In the corridor after class, I notice Finn standing with Georgia and Greg. He’s everywhere, a constant thought in my head, and all around the school, on the periphery of my vision. Like a sixth sense, I feel him near me all the time. He’s talking animatedly, but stops when he sees me. Smiles. Georgia catches the look, then kisses Greg and bounds up to Lauren, Sienna and me. She latches on to my arm and pulls me forwards, ignoring the others.
“Walk with me to Psych?” Georgia asks. I don’t think I have a choice.
“See you tomorrow,” I call to the girls as she drags me away. I feel bad for leaving them, but they have different classes now.
“Sit with me and Finn, OK?”
I feel a rush at this special treatment. Like finally I’m starting to be somebody.
In Psychology, sitting next to Georgia, opposite Finn, I’m distracted. I catch him looking at me more than once. I feel his foot against mine and agonize over whether it’s deliberate. In short, I go do-la-la crazy and can’t concentrate. Mr Green’s been talking for half an hour, but it’s only noise. I try to tune back in.
“Why is Bandura’s Social Learning Theory too deterministic?” he says.
WTF does
deterministic
mean?
The sun hangs like a canary diamond, glinting. The park is warm and dry. When I get to the swings he’s already there. My watch blinks 15.58. He grins at me.
“You look confused.” He kicks at the bark chippings with his Converse. “You do remember making this date?” So it’s a date!
“Course. I’m just surprised to see you.”
“It’s four o’clock.”
“I know.” I sit on the swing next to his. “You’re on time.”
“You’re worth showing up for.”
Guh.
The whole world washes with colour twice as bright as a moment ago.
Dear Lovegods,
Thank you for smiling upon me.

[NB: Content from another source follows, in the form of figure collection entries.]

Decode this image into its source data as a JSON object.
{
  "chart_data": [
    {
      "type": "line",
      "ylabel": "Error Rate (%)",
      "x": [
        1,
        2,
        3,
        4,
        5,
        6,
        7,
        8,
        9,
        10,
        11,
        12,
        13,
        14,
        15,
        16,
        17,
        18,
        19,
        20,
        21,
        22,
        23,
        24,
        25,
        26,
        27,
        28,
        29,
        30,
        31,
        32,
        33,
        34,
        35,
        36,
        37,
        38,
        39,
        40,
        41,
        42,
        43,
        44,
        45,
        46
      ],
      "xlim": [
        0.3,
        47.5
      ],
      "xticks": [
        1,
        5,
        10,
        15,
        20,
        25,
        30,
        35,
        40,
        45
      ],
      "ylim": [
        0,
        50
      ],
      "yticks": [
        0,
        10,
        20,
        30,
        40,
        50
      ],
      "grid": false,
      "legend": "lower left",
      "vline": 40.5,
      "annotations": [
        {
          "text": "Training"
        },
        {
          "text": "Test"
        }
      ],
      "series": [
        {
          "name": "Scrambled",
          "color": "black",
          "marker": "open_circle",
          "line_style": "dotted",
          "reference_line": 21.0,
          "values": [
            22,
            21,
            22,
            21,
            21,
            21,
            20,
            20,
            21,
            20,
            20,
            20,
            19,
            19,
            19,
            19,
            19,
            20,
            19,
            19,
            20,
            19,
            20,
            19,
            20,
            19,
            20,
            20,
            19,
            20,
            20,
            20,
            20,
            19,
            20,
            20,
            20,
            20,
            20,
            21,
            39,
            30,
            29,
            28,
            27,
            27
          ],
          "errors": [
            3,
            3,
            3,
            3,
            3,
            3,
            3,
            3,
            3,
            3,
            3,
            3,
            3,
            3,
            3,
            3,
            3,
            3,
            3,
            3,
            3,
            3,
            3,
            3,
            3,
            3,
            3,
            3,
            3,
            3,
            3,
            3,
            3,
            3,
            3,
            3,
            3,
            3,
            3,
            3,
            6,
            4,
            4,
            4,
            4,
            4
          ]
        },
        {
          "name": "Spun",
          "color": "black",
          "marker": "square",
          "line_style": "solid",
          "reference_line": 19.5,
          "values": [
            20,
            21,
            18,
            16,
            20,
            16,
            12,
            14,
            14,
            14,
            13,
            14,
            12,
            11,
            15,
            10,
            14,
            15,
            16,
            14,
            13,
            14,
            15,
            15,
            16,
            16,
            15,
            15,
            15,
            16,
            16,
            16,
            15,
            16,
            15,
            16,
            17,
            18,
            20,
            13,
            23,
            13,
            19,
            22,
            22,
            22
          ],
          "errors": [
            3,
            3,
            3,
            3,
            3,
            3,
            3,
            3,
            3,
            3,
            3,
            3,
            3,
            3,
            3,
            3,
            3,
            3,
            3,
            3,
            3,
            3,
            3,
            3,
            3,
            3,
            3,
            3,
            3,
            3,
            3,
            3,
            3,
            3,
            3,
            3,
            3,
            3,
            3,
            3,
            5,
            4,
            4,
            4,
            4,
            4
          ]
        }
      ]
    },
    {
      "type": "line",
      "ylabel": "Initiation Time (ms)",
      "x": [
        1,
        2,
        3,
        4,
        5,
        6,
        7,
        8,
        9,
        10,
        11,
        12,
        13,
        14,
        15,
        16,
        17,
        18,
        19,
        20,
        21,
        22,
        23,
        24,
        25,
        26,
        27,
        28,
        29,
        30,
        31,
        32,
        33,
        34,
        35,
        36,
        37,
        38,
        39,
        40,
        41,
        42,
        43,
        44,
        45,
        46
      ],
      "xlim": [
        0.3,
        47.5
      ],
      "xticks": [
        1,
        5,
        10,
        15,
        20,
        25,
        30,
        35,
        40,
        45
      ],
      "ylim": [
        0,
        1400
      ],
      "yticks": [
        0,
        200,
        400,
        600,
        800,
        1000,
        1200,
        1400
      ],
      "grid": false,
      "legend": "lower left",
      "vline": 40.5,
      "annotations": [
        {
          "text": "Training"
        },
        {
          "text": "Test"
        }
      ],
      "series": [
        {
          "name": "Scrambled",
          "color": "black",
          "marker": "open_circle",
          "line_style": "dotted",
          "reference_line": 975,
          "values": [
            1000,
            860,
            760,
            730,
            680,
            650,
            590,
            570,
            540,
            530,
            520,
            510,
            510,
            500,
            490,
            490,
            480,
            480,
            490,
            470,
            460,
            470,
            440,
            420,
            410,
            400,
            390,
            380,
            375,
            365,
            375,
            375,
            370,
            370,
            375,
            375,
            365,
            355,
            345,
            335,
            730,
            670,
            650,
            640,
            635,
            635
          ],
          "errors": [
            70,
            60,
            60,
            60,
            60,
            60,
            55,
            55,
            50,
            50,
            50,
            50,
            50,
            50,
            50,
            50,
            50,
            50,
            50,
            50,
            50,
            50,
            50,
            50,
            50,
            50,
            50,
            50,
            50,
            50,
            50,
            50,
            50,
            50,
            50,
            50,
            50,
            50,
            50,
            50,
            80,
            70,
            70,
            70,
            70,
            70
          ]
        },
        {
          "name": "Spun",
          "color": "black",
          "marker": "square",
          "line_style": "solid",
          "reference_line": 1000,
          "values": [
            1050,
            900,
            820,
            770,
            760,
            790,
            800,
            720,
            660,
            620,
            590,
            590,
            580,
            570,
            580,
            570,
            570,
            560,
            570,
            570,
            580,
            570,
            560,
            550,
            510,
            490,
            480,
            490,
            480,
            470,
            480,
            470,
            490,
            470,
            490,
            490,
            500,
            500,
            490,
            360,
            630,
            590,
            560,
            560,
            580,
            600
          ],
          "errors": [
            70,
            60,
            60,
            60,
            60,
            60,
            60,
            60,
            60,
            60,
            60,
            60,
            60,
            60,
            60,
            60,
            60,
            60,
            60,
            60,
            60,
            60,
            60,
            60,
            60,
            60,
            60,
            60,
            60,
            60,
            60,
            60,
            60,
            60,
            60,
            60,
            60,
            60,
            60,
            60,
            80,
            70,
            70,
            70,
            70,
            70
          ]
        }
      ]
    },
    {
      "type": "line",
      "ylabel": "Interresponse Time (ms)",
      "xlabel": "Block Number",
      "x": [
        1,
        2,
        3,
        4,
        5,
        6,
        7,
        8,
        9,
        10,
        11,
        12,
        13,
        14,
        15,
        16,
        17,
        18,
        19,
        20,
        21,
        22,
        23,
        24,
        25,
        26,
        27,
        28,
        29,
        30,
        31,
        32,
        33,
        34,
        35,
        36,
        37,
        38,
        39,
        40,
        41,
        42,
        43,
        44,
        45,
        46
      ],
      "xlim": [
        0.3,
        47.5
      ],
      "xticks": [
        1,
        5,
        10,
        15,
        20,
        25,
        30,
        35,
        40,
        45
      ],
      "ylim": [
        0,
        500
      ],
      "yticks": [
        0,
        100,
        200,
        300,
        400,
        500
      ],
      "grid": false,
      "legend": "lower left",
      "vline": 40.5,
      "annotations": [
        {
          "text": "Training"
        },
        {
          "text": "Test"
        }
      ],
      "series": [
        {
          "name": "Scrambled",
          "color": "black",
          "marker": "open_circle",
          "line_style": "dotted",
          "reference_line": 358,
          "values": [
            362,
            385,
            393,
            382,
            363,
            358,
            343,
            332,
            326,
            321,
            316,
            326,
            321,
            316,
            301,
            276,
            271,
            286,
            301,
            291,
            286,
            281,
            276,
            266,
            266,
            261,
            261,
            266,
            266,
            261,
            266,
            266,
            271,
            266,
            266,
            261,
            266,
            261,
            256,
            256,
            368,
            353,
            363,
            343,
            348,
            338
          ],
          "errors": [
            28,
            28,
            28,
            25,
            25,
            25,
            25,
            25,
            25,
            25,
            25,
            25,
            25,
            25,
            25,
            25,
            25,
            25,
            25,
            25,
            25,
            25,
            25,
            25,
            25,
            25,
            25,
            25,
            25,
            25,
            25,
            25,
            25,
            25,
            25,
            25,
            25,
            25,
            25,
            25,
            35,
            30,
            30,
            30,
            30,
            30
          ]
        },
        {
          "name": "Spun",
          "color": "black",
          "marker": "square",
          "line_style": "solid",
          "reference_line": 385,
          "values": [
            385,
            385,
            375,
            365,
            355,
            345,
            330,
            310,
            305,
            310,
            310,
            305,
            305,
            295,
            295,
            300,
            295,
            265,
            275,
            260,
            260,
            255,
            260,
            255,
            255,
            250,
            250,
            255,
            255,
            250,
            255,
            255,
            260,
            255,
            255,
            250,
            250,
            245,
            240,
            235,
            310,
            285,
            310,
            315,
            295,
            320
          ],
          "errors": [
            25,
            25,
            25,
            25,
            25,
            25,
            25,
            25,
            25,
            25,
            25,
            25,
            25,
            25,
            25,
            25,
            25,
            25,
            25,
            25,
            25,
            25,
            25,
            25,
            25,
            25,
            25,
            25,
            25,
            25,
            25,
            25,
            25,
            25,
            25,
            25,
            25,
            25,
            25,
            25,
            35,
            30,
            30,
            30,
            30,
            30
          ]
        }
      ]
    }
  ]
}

Amen.
“Ready to learn some moves?” I ask.
“Sure.”
Finn proves better at forward rolls than cartwheels.
“Want to try a double?”
“Like, two in a row?”
“No, like where you hold each other’s ankles and roll together.”
“Sounds a bit advanced, don’t you think?”
“It’s not
that
difficult.”
“Maybe we don’t know each other well enough for ankle gropage. Let’s start with an elbow or maybe a toe.”
“Are you scared you won’t be able to do it, Mr I-Can’t-Cartwheel?”
“I rarely get scared, Carla. I would, of course, do a double forward roll with you in a heartbeat, but I fear you wouldn’t be able to take the weight of my manly physique with your delicate lady arms.”
“What a load of bollocks.”
“OK, but I could – and judging by my apparently non-existent cartwheel skills probably will – land on you and break your neck, or worse, break
my
neck.” He grins.
“Oi! OK, well, I’ve helped you, now you can help me … with my homework.”
“Homework. That’s
exactly
what I want to be doing right now,” Finn says. “Are you serious?”
I pull my knees up to my chest and rummage through my bag. I tug my sketchbook out and send a search party for my pastels.
I go to flip the book open to a clean fresh page, but Finn flicks the cover back down and snatches the book. I’m not that precious, so I skip the standard girlie scream
Giveitback! Giveitback! Giveitback!
But it’s more than a sketchbook, more than Art coursework, it’s my diary in pictures and words; doodles, poems, lists.
“I could draw you.”
“And my manly physique.”
“With my delicate lady hands.”
The cover is black, corrugated, simple. I’m not that girl who Tippexes guys’ names everywhere, draws hearts or calculates our compatibility according to the number of consonants in our names, or whatever. Finn’s not going to open the book to find
Mrs Carla Masterson
scrawled everywhere, and
Finn
+
Carla 4eva
in giant pink bubble writing. No, no, no. Give me some credit, please.